Speaker
Description
Efficient vascularization is critical for ensuring adequate nutrient and oxygen transport as well as metabolic waste removal in engineered tissues. Conventional strategies often depend on angiogenesis from existing vasculature, inherently limiting construct size and functional complexity. Nonetheless, the generation of structurally stable and perfusable constructs remains a significant hurdle in tissue engineering. Among fabrication strategies, microfluidic-based techniques provide precise modulation over fiber geometry, dimensions, and surface chemistry.In this study, we employed a coaxial microfluidic-assisted wet spinning approach to fabricate compliant, vessel-like hydrogel fibers composed of alginate and tyramine-functionalized gelatin (Gela-Ph). This system harnessed the biocompatibility and bioactivity of gelatin alongside the rheological advantages of both core and shell alginate/Gela-Ph solutions to produce continuous fibers in a calcium chloride coagulation bath.

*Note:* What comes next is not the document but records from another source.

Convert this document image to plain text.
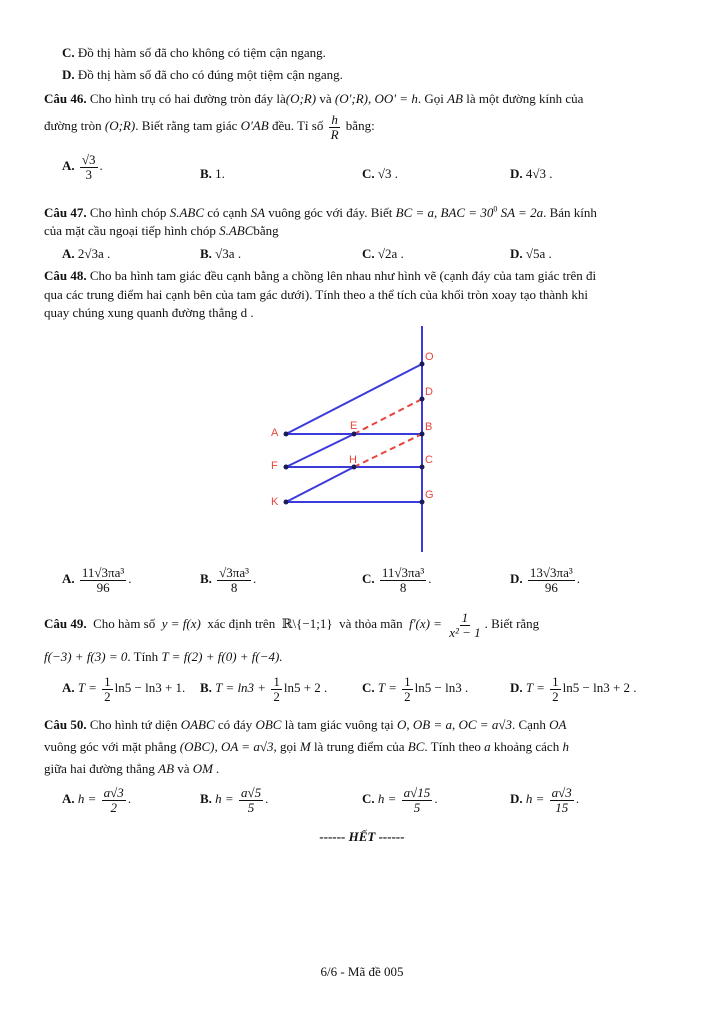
C. Đồ thị hàm số đã cho không có tiệm cận ngang.
D. Đồ thị hàm số đã cho có đúng một tiệm cận ngang.
Câu 46. Cho hình trụ có hai đường tròn đáy là(O;R) và (O';R), OO' = h. Gọi AB là một đường kính của
đường tròn (O;R). Biết rằng tam giác O'AB đều. Tỉ số $\frac{h}{R}$ bằng:
A. $\frac{√3}{3}$ .
B. 1.	C. √3 .	D. 4√3 .
Câu 47. Cho hình chóp S.ABC có cạnh SA vuông góc với đáy. Biết BC = a, BAC = $30^0$ SA = 2a. Bán kính
của mặt cầu ngoại tiếp hình chóp S.ABCbằng
A. 2√3a .	B. √3a .	C. √2a .	D. √5a .
Câu 48. Cho ba hình tam giác đều cạnh bằng a chồng lên nhau như hình vẽ (cạnh đáy của tam giác trên đi
qua các trung điểm hai cạnh bên của tam gác dưới). Tính theo a thể tích của khối tròn xoay tạo thành khi
quay chúng xung quanh đường thẳng d .
O
D
A
E	B
F	H	C
K
G
A. $\frac{\text{11√3πa³}}{96}$ .	B. $\frac{\text{√3πa³}}{8}$ .	C. $\frac{\text{11√3πa³}}{8}$ .	D. $\frac{\text{13√3πa³}}{96}$ .
Câu 49. Cho hàm số y = f(x) xác định trên ℝ\{−1;1} và thỏa mãn $f'(x) = \frac{1}{\text{x² − 1}}$ . Biết rằng
f(−3) + f(3) = 0. Tính T = f(2) + f(0) + f(−4).
A. $T = \frac{1}{2} \ln 5 - \ln 3 + 1$. B. $T = \ln 3 + \frac{1}{2} \ln 5 + 2$ .	C. $T = \frac{1}{2} \ln 5 - \ln 3$ .	D. $T = \frac{1}{2} \ln 5 - \ln 3 + 2$ .
Câu 50. Cho hình tứ diện OABC có đáy OBC là tam giác vuông tại O, OB = a, OC = a√3. Cạnh OA
vuông góc với mặt phẳng (OBC), OA = a√3, gọi M là trung điểm của BC. Tính theo a khoảng cách h
giữa hai đường thẳng AB và OM .
A. $h = \frac{a√3}{2}$ .	B. $h = \frac{a√5}{5}$ .	C. $h = \frac{a√15}{5}$ .	D. $h = \frac{a√3}{15}$ .
------ HẾT ------
6/6 - Mã đề 005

Post-spinning, the fibers were further stabilized via a visible-light-triggered crosslinking process, wherein phenolic groups on Gela-Ph were covalently linked using riboflavin as the photoinitiator and persulfate as the electron donor.The resulting hydrogel vessels exhibited uniform morphology and remained free of polymer aggregation or channel occlusion under optimized flow and reagent conditions. By modulating inner and outer flow rates, vessel diameter and membrane thickness were finely tunable. Spectroscopic analyses (FTIR and NMR) verified the successful conjugation of tyramine to gelatin and its subsequent covalent crosslinking. The photo-crosslinking strategy conferred enhanced mechanical resilience, elasticity, and sustained cell viability within the fibers for up to 24 days. Perfusion assays demonstrated flow rates from 0.1 to 20 mL/min, replicating physiological conditions observed in native venous microvasculature.The integration of Gela-Ph with visible-light-mediated crosslinking within alginate-based hydrogel fibers presents a promising platform for vascular tissue engineering. The system offers mechanical flexibility, biocompatibility, and functional flow capacity, though further refinement is necessary to advance toward clinical applicability and therapeutic use.